Delta Airlines: What We Learned Today

Delta Airlines released earnings today and gave us a little color on what is going on in the industry. It was a quiet quarter, but there are a few tidbits worth noting.

Your Ticket Costs Are Going Up…

Delta Airlines

It’s going to cost you a bit more to fly.

Delta noted that ticket price growth accelerated through the quarter and estimated that the second quarter would see RASM* increases of 3-5%. They also announced that they would grow their capacity (the total number of seats for sale) by 3-4%. That’s a big number, and the combination of those two items means that air travel demand is particularly strong.

But So Are Theirs

Here’s where it gets interesting. The airline business is more about having the lowest costs, rather than generating the most revenue. Sales are cyclical. When things are good, you’ll get a lot of them. When things aren’t, you’ll get fewer. But salaries are fixed, whether times are good or bad. The lower your costs, the better the chance you have of surviving the lean years.
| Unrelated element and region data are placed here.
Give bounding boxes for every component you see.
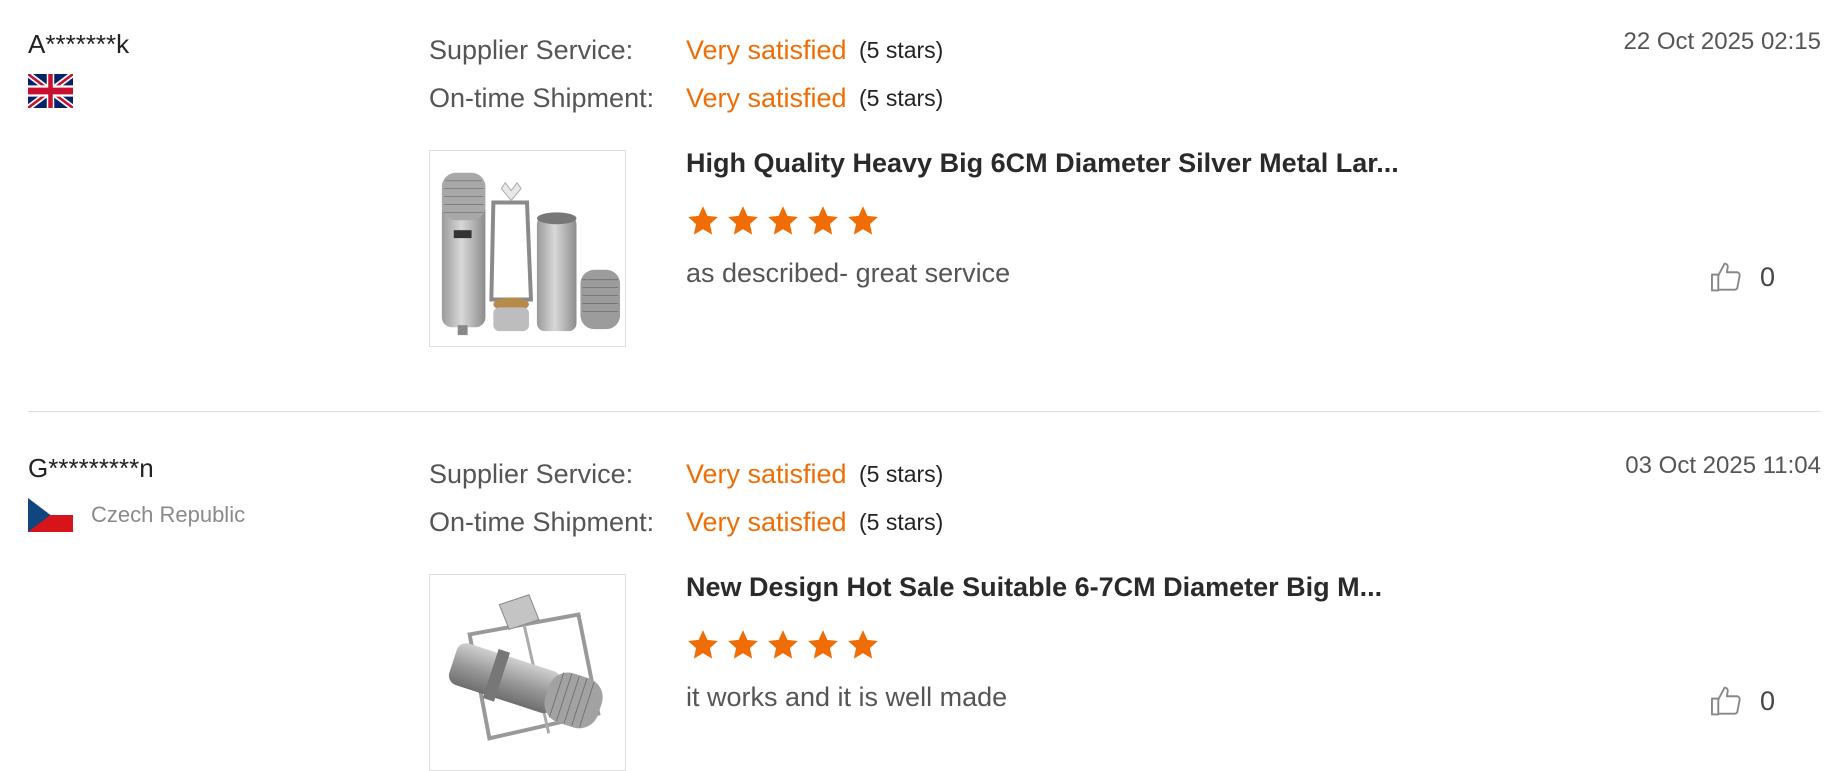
like-button[interactable]: 0 [1708, 682, 1775, 720]
supplier-service-stars: (5 stars) [859, 36, 944, 63]
star-icon [728, 206, 758, 235]
shipment-value: Very satisfied [686, 82, 847, 113]
star-icon [808, 630, 838, 659]
thumbs-up-icon [1710, 686, 1741, 716]
shipment-label: On-time Shipment: [429, 82, 655, 113]
ratings-block: Supplier Service: Very satisfied (5 star… [429, 26, 943, 122]
supplier-service-label: Supplier Service: [429, 34, 634, 65]
like-count: 0 [1759, 261, 1775, 292]
country-name: Czech Republic [91, 502, 246, 527]
like-count: 0 [1759, 685, 1775, 716]
star-icon [688, 630, 718, 659]
thumbs-up-icon [1710, 262, 1741, 292]
czech-flag-icon [28, 498, 73, 532]
ratings-block: Supplier Service: Very satisfied (5 star… [429, 450, 943, 546]
supplier-service-row: Supplier Service: Very satisfied (5 star… [429, 26, 943, 74]
star-rating [686, 204, 880, 238]
buyer-name: A*******k [28, 29, 130, 59]
star-icon [768, 206, 798, 235]
shipment-stars: (5 stars) [859, 84, 944, 111]
product-thumbnail[interactable] [429, 574, 626, 771]
shipment-label: On-time Shipment: [429, 506, 655, 537]
star-icon [808, 206, 838, 235]
review-date: 22 Oct 2025 02:15 [1623, 28, 1821, 55]
shipment-stars: (5 stars) [859, 508, 944, 535]
supplier-service-row: Supplier Service: Very satisfied (5 star… [429, 450, 943, 498]
star-icon [768, 630, 798, 659]
star-icon [848, 206, 878, 235]
star-rating [686, 628, 880, 662]
supplier-service-value: Very satisfied [686, 34, 847, 65]
uk-flag-icon [28, 74, 73, 108]
product-title[interactable]: High Quality Heavy Big 6CM Diameter Silv… [686, 148, 1399, 179]
product-title[interactable]: New Design Hot Sale Suitable 6-7CM Diame… [686, 572, 1382, 603]
review-card: A*******k Supplier Service: Very satisfi… [28, 0, 1821, 412]
supplier-service-stars: (5 stars) [859, 460, 944, 487]
shipment-value: Very satisfied [686, 506, 847, 537]
review-comment: it works and it is well made [686, 682, 1008, 712]
shipment-row: On-time Shipment: Very satisfied (5 star… [429, 498, 943, 546]
buyer-info: A*******k [28, 26, 388, 108]
product-thumbnail[interactable] [429, 150, 626, 347]
like-button[interactable]: 0 [1708, 258, 1775, 296]
country-row: Czech Republic [28, 498, 388, 532]
supplier-service-label: Supplier Service: [429, 458, 634, 489]
shipment-row: On-time Shipment: Very satisfied (5 star… [429, 74, 943, 122]
microphone-shockmount-image [448, 594, 603, 741]
buyer-info: G*********n Czech Republic [28, 450, 388, 532]
review-date: 03 Oct 2025 11:04 [1625, 452, 1821, 479]
star-icon [688, 206, 718, 235]
country-row [28, 74, 388, 108]
review-comment: as described- great service [686, 258, 1011, 288]
star-icon [848, 630, 878, 659]
buyer-name: G*********n [28, 453, 154, 483]
supplier-service-value: Very satisfied [686, 458, 847, 489]
star-icon [728, 630, 758, 659]
review-card: G*********n Czech Republic Supplier Serv… [28, 424, 1821, 771]
microphone-parts-image [441, 172, 621, 336]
When an airline measures costs, it usually does so independent of fuel, since oil prices are out of their control. The problem that airlines run is that when things are good and the airline is making billions of dollars, employees want higher salaries, knowing that there is a chance that wages will be cut during the downturn. Thus, airlines often end up giving large increases just as the market is at its peak.**

Delta’s management noted on their earnings conference call that costs independent of fuel were growing¬† “at an unacceptably high rate.” What does the airline consider to be unacceptably high? In this case, it’s 1-3% cost growth. Ouch. That doesn’t seem like much, but even a percent can mean a difference of millions of dollars.

Here’s the issue: After record contract increases, management and labor have been at relative peace. A happy employee base means that a well-run airline, and a well-run airline usually means happy customers. Delta has been running an outstanding operation over the past few years, and I don’t see that changing. But if management decides that it has a cost problem, it could mean the return of the animosity between the two groups. I don’t see any looming problems right now, but it’s worth keeping an eye on.

As is always the case with these pieces, nothing in this blog post should be taken as advice to buy or sell any stock. 


*Beginners Hint: Airlines use the term “RASM” as their main bogey. It stands for “revenue per available seat mile,” and measures how much revenue they generate to fly one seat one mile, whether it has a butt in it or not. CASM is a similar term: How much does it cost to fly that seat.

**The history of labor relations in the airline industry is long and fascinating one. Who the good guys and who the bad guys are depends on your point of view.